4a S- (4aα,6α,7aα)-Hexahydro-6-methoxy-cyclopenta [ c ]pyran-3(1 H )-one(2c). Colorless oil; ¹H NMR (400 MHz, CDCl₃): δ = 1.24-1.44 (m, 1 H), 1.52-1.68 (m, 1 H),
2.00-2.90 (m, 6 H), 3.29 (s, 3 H), 3.80-3.92 (m, 1 H), 4.10 (dd, J = 14 Hz, J = 7 Hz, 1 H), 4.35 (dd, J = 14 Hz, J = 7 Hz, 1 H); ¹³C NMR (100 MHz, CDCl₃): δ = 32.1 (d), 34.1 (t), 34.2 (t), 34.4 (d), 38.4 (t), 55.7 (q), 69.7 (t), 81.4 (d), 173.6 (s).
4a R- (4aα,6β,7aα)-6-Chloro-hexahydro-cyclopenta [ c ]pyran-3(1 H )-one(2d). Colorless crystals, mp 90-92 °C; ¹H NMR (400 MHz, CDCl₃): δ = 1.58-1.68 (m, 1 H),
1.70-1.81 (m, 1 H), 2.30-2.70 (m, 6 H), 4.05-4.15 (m, 1 H), 4.20-4.30 (m, 2 H); ¹³C NMR (100 MHz, CDCl₃): δ = 32.8 (d), 34.2 (t), 35.1 (d), 38.8 (t), 43.1 (t), 56.6 (d), 69.2 (t), 172.7 (s).

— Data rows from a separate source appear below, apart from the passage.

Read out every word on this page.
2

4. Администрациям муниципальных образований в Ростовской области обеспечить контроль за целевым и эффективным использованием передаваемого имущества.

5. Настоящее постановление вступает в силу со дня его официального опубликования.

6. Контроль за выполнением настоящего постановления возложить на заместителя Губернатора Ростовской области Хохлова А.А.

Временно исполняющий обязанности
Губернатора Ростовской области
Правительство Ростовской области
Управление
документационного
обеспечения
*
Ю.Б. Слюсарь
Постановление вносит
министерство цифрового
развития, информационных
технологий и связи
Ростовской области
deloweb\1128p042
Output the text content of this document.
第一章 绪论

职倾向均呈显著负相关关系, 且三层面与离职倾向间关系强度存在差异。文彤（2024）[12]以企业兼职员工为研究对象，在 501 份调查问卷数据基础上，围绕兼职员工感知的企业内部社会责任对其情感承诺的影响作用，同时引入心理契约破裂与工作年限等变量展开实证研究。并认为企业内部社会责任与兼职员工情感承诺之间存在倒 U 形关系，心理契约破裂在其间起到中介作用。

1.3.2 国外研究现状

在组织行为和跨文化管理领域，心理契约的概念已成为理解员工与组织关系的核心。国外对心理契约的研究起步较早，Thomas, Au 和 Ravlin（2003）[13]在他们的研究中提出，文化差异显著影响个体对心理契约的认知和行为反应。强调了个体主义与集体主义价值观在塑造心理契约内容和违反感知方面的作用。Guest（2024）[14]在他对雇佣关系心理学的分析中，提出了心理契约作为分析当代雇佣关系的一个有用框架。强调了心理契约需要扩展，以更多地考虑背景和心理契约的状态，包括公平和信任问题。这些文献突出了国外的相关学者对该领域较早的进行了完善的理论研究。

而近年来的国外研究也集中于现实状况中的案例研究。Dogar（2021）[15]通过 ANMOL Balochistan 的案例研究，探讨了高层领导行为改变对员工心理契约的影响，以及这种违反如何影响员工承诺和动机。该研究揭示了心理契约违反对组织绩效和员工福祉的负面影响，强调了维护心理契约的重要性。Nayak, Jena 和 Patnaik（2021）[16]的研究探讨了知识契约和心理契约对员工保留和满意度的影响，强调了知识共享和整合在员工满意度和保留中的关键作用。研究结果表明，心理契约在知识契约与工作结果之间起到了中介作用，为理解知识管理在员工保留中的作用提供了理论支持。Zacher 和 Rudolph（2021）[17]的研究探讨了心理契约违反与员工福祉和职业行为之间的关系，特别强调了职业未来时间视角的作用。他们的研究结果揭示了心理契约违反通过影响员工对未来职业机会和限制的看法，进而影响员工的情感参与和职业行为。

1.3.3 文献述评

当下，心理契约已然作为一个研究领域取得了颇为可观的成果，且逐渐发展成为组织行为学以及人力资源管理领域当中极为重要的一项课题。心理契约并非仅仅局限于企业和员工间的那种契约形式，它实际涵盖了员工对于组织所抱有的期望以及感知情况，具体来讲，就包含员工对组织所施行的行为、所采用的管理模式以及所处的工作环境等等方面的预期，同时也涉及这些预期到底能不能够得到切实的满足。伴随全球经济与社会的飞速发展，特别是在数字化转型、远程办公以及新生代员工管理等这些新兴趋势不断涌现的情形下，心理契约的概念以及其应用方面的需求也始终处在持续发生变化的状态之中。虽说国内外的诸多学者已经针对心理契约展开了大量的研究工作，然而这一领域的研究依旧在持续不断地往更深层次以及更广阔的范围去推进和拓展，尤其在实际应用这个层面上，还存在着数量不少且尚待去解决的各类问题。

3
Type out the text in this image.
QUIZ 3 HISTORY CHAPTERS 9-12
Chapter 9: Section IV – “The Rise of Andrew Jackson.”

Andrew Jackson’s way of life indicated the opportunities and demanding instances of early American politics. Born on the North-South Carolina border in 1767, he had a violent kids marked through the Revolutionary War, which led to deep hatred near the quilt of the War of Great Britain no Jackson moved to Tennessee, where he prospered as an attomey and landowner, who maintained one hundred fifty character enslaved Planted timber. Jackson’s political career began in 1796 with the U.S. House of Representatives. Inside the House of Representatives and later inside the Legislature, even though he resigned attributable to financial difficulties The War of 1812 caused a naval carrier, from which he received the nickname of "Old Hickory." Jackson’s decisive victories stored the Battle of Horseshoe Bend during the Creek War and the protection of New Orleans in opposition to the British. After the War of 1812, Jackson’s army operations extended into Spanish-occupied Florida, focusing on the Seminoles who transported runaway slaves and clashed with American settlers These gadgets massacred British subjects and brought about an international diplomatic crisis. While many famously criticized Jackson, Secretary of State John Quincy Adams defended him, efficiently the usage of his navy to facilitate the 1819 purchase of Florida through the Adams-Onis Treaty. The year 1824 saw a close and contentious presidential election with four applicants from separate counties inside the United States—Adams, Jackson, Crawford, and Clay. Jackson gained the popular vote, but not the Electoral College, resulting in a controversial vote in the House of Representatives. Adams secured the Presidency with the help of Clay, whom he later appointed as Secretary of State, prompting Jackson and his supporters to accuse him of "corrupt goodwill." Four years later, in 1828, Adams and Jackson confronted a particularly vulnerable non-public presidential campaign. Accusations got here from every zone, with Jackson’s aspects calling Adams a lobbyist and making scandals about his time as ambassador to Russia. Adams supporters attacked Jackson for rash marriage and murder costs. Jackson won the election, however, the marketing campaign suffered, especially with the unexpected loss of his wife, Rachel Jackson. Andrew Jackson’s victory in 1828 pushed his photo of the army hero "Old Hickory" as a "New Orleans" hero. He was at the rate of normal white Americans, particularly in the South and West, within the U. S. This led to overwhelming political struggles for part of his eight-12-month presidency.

4a R- (4aα,6α,7aα)-6-Chloro-hexahydro-cyclopenta [ c ]pyran-3(1 H )-one(2e). Colorless crystals, mp 88-90 °C; ¹H NMR (400 MHz, CDCl₃): δ = 1.60-1.80 (m, 1 H), 1.92-2.10 (m, 1 H), 2.20-2.50 (m, 3 H), 2.65-3.20 (m, 3 H), 4.10 (dd, J = 14 Hz, J = 7 Hz, 1 H), 4.45-4.55 (m, 1 H); ¹³C NMR (100 MHz, CDCl₃): δ = 32.2 (d), 33.7 (t), 34.5 (d), 39.5 (t), 43.5 (t), 61.4 (d), 69.1 (t), 172.8 (s).